If I’m honest, I think it all goes back to the fact I never knew my mom. Don’t worry, this isn’t a sob story, just a fact.
I never saw her leave a sink full of dishes or forget the snack she was supposed to bring to my school party. I never saw her stressing out about holiday cards or burn a batch of cookies.
…I never saw her fail at Christmas.
So, when I grew up with a home and family of my own, media perfection was my only example. I thought that in order to be a great mom at the holidays, I had to do All. The. Things.
Here are a couple highlights:
There was that year I hand wrote in gold glitter pen the entire lyrics to Chris Rice’s Welcome To Our World in EACH of the Christmas cards I sent out to all the people I’d ever met in my entire life. Those lyrics were in addition to the full page personalized note in each card…in a corresponding red glitter pen.
(Because I COULDN’T write the same thing in each card! What if they all sat around in a circle reading my cards aloud basking in the lyrics and handwritten personalization?!)
I’m still waiting for a call from someone saying that it changed their life.
Then there was the personalized full length DVD recap of the year I created in iMovie and burned one by one on an archaic Mac and mailed to way too many people whose names I needed an address book to spell correctly. I’m probably the only person who ever took the time to watch it.
Finally, there was the graveyard of “attempts to make the holidays meaningful” – attempts at “family fun nights,” supposedly “simple” Advent activities that I successfully overcomplicated and the general wrangling of my family to force them to do something because “by golly” we are going to celebrate the meaning of the season.
Now, hear me out. There is nothing wrong with any of these things. What was wrong was my reason for doing them — I did them simply because I thought I should.
How much time do we spend on things simply because of some vague notion that we “should?” I didn’t do them because they actually made an impact or because anyone had asked for them.
Can I just say that again? I didn’t do them because they actually made an impact or because anyone had asked for them.
I don’t know about you, but I run myself ragged doing things that I think people expect of me. I had no actual measuring stick for myself so I was battered around like a ping pong ball by everyone else’s measuring sticks.
It’s time to set our own standards and outline our own measuring sticks so that we focus our limited time on things that truly matter and make the holidays a season of actual joy. But how?
Write down the top five holiday events/activities/traditions that are most meaningful to you. Ask your spouse and your children.
Make a master list and use it to help you funnel your time and energy to the things that really matter to the ones closest to you.
If it’s not on that list, feel the freedom to say no.
If Christmas lights aren’t on your family’s list, lose them.
If the annual white elephant exchange isn’t on the list, skip it.

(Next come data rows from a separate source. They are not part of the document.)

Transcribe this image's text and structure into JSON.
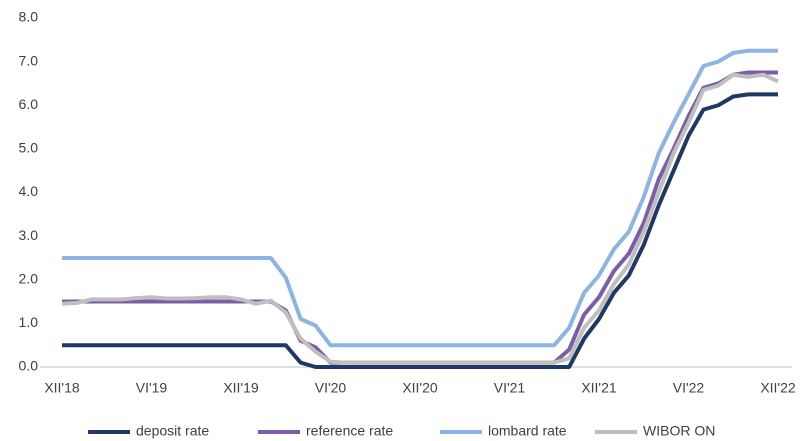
{
  "chart_data": {
    "type": "line",
    "categories": [
      "XII'18",
      null,
      null,
      null,
      null,
      null,
      "VI'19",
      null,
      null,
      null,
      null,
      null,
      "XII'19",
      null,
      null,
      null,
      null,
      null,
      "VI'20",
      null,
      null,
      null,
      null,
      null,
      "XII'20",
      null,
      null,
      null,
      null,
      null,
      "VI'21",
      null,
      null,
      null,
      null,
      null,
      "XII'21",
      null,
      null,
      null,
      null,
      null,
      "VI'22",
      null,
      null,
      null,
      null,
      null,
      "XII'22"
    ],
    "series": [
      {
        "name": "deposit rate",
        "color": "#1f3864",
        "values": [
          0.5,
          0.5,
          0.5,
          0.5,
          0.5,
          0.5,
          0.5,
          0.5,
          0.5,
          0.5,
          0.5,
          0.5,
          0.5,
          0.5,
          0.5,
          0.5,
          0.1,
          0,
          0,
          0,
          0,
          0,
          0,
          0,
          0,
          0,
          0,
          0,
          0,
          0,
          0,
          0,
          0,
          0,
          0,
          0.65,
          1.1,
          1.7,
          2.1,
          2.8,
          3.7,
          4.5,
          5.3,
          5.9,
          6.0,
          6.2,
          6.25,
          6.25,
          6.25
        ]
      },
      {
        "name": "reference rate",
        "color": "#7b5ea7",
        "values": [
          1.5,
          1.5,
          1.5,
          1.5,
          1.5,
          1.5,
          1.5,
          1.5,
          1.5,
          1.5,
          1.5,
          1.5,
          1.5,
          1.5,
          1.5,
          1.3,
          0.6,
          0.45,
          0.1,
          0.1,
          0.1,
          0.1,
          0.1,
          0.1,
          0.1,
          0.1,
          0.1,
          0.1,
          0.1,
          0.1,
          0.1,
          0.1,
          0.1,
          0.1,
          0.4,
          1.2,
          1.6,
          2.2,
          2.6,
          3.3,
          4.3,
          5.0,
          5.75,
          6.4,
          6.5,
          6.7,
          6.75,
          6.75,
          6.75
        ]
      },
      {
        "name": "lombard rate",
        "color": "#8db4e2",
        "values": [
          2.5,
          2.5,
          2.5,
          2.5,
          2.5,
          2.5,
          2.5,
          2.5,
          2.5,
          2.5,
          2.5,
          2.5,
          2.5,
          2.5,
          2.5,
          2.05,
          1.1,
          0.95,
          0.5,
          0.5,
          0.5,
          0.5,
          0.5,
          0.5,
          0.5,
          0.5,
          0.5,
          0.5,
          0.5,
          0.5,
          0.5,
          0.5,
          0.5,
          0.5,
          0.9,
          1.7,
          2.1,
          2.7,
          3.1,
          3.9,
          4.9,
          5.6,
          6.25,
          6.9,
          7.0,
          7.2,
          7.25,
          7.25,
          7.25
        ]
      },
      {
        "name": "WIBOR ON",
        "color": "#bfbfbf",
        "values": [
          1.45,
          1.47,
          1.55,
          1.55,
          1.55,
          1.58,
          1.6,
          1.57,
          1.57,
          1.58,
          1.6,
          1.6,
          1.55,
          1.45,
          1.52,
          1.25,
          0.65,
          0.35,
          0.12,
          0.1,
          0.1,
          0.1,
          0.1,
          0.1,
          0.1,
          0.1,
          0.1,
          0.1,
          0.1,
          0.1,
          0.1,
          0.1,
          0.1,
          0.1,
          0.2,
          0.9,
          1.3,
          1.9,
          2.35,
          3.1,
          4.0,
          4.9,
          5.6,
          6.35,
          6.45,
          6.7,
          6.65,
          6.7,
          6.55
        ]
      }
    ],
    "ylim": [
      0,
      8
    ],
    "yticks": [
      {
        "value": 0,
        "label": "0.0"
      },
      {
        "value": 1,
        "label": "1.0"
      },
      {
        "value": 2,
        "label": "2.0"
      },
      {
        "value": 3,
        "label": "3.0"
      },
      {
        "value": 4,
        "label": "4.0"
      },
      {
        "value": 5,
        "label": "5.0"
      },
      {
        "value": 6,
        "label": "6.0"
      },
      {
        "value": 7,
        "label": "7.0"
      },
      {
        "value": 8,
        "label": "8.0"
      }
    ],
    "grid": false,
    "legend": "bottom"
  }
}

Be assured that your third least favorite coworker’s disappointment that you’re not bringing a Yule Log to the office will not have long term emotional effects.
Regardless of how much you minimize what you do, there will probably still be things that feel like a chore.
For me? I honestly don’t like pulling out Thanksgiving decorations and then putting them away and pulling out Christmas decorations, putting them up and then putting them away. ARGHHH!!!!!
That possibly sounds incredibly Scrooge-ish to many of you. But the fact is, I loathe it. So, I’m doing as little of it as I can.
My plan is to scale back and focus on high impact elements. I’ll have one big focus decoration (Christmas Tree, Thanksgiving centerpiece that features things we are thankful for). And then I’ve found that for my family, candles and music add more to the atmosphere than a bunch of decorations.
I’ll light a few candles in the fireplace, turn on a great Pandora station, and call it a holiday.
We don’t have to love every task we do, but we can simplify by focusing on the elements that are low investment yet high impact.
The Overarching Question
In the past, I’ve worked so hard to be “merry” for everyone else that I’ve been a Scrooge in my own home.
I need to ask myself, “Who do I want to make the holidays special for? Instagram? The other moms at my kids’ class party? The 7 year olds who will NEVER remember how I hand stenciled their monograms on their Christmas party bag?”
No. I want to make the holidays special for the people in my home. The people I love.